Мессалина (сборник) - страница 22
И неизвестно, чем закончилось бы выступление хора, если бы на противоположной стороне цирка не началось какое-то смутное волнение, вдруг разразившееся громом аплодисментов и дружных оваций, вскоре подхваченных всеми зрителями:
– Ура Цезарю!
– Сальве, Гай Цезарь!
– Сальве, император!
Калигула появился в императорской ложе и остановился в ее глубине.
Все присутствовавшие вскочили на ноги, стали размахивать платками, вуалями, тогами и палиями, вкладывая всю силу легких в приветствия:
– Сальве, Гай Цезарь!
– Да здравствует род Германика!
– Ура императору!
Стоя во весь рост, Калигула отрешенно смотрел перед собой. Сердце его учащенно билось, лицо побледнело, редкие слезы – чуть ли не единственный раз за всю жизнь – текли по щекам.
Что он видел в этот миг? Может быть, он думал о своем знаменитом отце, прославленном победителе тевтонских варваров, погибшем всего в тридцать четыре года и оплаканном с такой беззаветной преданностью римским народом, что одна из волн той великой любви докатилась даже до его сына, еще ничего не сделавшего, чтобы заслужить ее? Может быть, думал о своей матери, невинной жертве тирана Тиберия, скончавшейся в заточении на далеком острове? А может быть, о своих братьях Нероне и Друзе, не достигших расцвета лет и умерших от рук жестокого деспота? Или о нескончаемых серых буднях, проведенных на мрачном Капри с его удушливой атмосферой подозрительности и страха?
Кто смог бы пересказать его мысли? Кто знает, что он чувствовал, стоя с дрожащими губами и со слезами на глазах?
На его голове была корона из позолоченной бронзы, плечи укрывала искусно расшитая императорская хламида, на поясе висел кинжал, рукоять и ножны которого были усыпаны изумрудами, сапфирами и рубинами.
Некоторое время Калигула стоял неподвижно, точно зачарованный видом огромной пестрой толпы, приветствовавшей его.
Наконец, сделав усилие над собой и твердыми шагами подойдя к парапету императорской ложи, он в знак особой благодарности приложил правую руку ко рту и три раза изящно повел головой слева направо.
В ответ со ступеней цирка раздались новые, еще более восторженные рукоплескания.
Император дважды повторил свой жест. То же самое за его спиной проделали оба консула – Ацерроний и Петропий Негрип, а также Луций Авл Вителий, Тиберий Клавдий Друз и Невий Сарторий Макрон.
Так прошло несколько минут, прежде чем Калигула устроился на мягком пурпурном сиденье пульвинария. Арепа уже была заполнена бегающими по ней ланями и косулями. У открытых загонов в вольных позах расположились охотницы, вооруженные легкими луками и маленькими стрелами в колчанах. Две сотни их блестящих глаз выжидательно следили за императорским подиумом.
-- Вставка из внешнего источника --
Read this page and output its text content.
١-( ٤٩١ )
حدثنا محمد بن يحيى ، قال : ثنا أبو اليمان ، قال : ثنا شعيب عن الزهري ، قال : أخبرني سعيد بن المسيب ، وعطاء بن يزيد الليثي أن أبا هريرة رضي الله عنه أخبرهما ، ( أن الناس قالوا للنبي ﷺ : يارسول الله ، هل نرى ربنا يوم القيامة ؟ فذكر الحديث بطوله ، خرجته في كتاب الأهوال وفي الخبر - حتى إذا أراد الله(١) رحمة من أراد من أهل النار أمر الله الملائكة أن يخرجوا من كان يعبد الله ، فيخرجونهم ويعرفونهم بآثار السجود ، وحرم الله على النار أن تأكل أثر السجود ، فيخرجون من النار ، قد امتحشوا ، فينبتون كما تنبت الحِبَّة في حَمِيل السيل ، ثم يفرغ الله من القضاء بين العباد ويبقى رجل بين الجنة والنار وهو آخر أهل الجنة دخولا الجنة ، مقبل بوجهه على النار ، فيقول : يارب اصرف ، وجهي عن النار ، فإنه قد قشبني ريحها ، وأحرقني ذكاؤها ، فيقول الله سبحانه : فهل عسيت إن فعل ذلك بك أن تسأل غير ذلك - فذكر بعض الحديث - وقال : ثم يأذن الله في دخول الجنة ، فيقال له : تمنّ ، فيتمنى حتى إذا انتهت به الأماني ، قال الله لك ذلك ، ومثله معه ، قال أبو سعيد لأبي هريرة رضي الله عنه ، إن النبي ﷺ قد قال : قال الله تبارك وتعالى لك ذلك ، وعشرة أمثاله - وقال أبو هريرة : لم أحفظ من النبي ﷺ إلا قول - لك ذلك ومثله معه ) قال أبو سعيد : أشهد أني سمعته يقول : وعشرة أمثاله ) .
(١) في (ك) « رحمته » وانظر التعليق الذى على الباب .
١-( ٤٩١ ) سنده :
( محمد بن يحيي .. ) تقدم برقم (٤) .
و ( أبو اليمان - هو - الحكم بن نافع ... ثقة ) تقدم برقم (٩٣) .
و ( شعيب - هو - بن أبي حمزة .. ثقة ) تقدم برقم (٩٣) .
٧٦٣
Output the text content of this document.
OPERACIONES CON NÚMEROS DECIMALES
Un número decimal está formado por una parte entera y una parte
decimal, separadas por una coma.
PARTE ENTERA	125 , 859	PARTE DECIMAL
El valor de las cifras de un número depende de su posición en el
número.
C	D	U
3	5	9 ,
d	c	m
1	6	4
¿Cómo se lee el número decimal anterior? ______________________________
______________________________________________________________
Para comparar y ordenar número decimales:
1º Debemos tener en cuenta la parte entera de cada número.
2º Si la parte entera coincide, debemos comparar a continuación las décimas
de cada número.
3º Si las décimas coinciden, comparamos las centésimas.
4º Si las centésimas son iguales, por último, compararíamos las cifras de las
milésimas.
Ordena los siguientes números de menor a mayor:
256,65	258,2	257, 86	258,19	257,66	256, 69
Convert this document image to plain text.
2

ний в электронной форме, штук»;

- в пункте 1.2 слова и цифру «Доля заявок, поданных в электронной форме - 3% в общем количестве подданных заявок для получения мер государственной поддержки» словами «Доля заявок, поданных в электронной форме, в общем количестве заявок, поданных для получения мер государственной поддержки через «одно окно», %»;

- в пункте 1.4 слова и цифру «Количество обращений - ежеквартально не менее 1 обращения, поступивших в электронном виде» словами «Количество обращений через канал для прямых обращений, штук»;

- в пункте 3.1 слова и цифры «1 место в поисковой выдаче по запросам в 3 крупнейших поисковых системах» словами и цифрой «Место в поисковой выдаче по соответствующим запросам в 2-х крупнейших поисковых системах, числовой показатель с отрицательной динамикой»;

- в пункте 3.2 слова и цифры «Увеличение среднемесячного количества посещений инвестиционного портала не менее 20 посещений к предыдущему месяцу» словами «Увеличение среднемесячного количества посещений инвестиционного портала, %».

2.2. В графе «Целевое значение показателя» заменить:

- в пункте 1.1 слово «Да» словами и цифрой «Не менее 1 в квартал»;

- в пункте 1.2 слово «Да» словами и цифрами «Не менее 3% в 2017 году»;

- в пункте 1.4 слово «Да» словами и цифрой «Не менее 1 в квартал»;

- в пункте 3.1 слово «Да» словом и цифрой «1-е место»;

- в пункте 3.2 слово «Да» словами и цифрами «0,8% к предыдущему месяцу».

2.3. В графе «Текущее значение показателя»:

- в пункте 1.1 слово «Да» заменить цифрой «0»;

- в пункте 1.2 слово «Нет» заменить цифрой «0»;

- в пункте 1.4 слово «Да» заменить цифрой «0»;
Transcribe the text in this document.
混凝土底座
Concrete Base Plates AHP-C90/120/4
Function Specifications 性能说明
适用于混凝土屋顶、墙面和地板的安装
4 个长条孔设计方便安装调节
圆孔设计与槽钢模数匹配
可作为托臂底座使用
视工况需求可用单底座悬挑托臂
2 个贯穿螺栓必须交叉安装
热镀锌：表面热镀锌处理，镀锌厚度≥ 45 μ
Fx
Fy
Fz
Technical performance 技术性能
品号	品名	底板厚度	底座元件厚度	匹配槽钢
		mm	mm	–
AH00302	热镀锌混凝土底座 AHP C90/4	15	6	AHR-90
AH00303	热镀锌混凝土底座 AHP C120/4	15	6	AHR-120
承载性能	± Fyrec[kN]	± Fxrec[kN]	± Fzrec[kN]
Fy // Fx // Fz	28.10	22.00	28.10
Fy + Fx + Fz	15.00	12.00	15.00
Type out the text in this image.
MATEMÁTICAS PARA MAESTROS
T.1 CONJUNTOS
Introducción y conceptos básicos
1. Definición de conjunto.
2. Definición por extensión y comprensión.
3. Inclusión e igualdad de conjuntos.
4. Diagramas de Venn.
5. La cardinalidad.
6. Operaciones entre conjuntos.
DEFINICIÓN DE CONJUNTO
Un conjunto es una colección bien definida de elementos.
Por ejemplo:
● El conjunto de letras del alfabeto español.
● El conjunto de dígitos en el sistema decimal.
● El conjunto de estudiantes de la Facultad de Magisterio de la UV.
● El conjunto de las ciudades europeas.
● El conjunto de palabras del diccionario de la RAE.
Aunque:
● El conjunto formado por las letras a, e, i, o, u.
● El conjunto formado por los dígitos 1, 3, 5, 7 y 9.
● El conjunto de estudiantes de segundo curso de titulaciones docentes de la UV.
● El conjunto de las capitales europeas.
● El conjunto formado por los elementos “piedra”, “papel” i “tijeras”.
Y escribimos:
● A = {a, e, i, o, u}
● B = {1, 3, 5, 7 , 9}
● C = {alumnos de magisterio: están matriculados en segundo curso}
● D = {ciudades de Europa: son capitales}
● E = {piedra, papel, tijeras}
Постепенно толпа успокоилась. Все внимание теперь было приковано к окружению императора. И вот Гней Сентий Сатурнин, один из куринальных эдилов этого года, решил, что настал подходящий момент для начала игр. Он махнул рукой небольшой группе волынщиков, стоявших неподалеку от загонов, и они заиграли, объявляя открытие охоты.
Зрелище началось. И хотя многие охотницы еще не успели как следует отдохнуть после предыдущего представления, присутствие императора удвоило их азарт: каждая старалась отличиться перед ним, показать всю свою ловкость, красоту и меткость.
Калигула же не мог не отвлекаться: почти всех присутствовавших куртизанок он видел впервые, а потому ежеминутно поворачивался к свите, интересуясь той или иной из них. Тогда ему на помощь пришли Ацерроний, Петромий и Вителий, которые распорядились, чтобы эдилы принесли грифельную доску, и сами написали на ней имена участниц представления. Как оказалось, им были неизвестны только трое выступавших: Альбуцилла, Лаодиция и Лициция.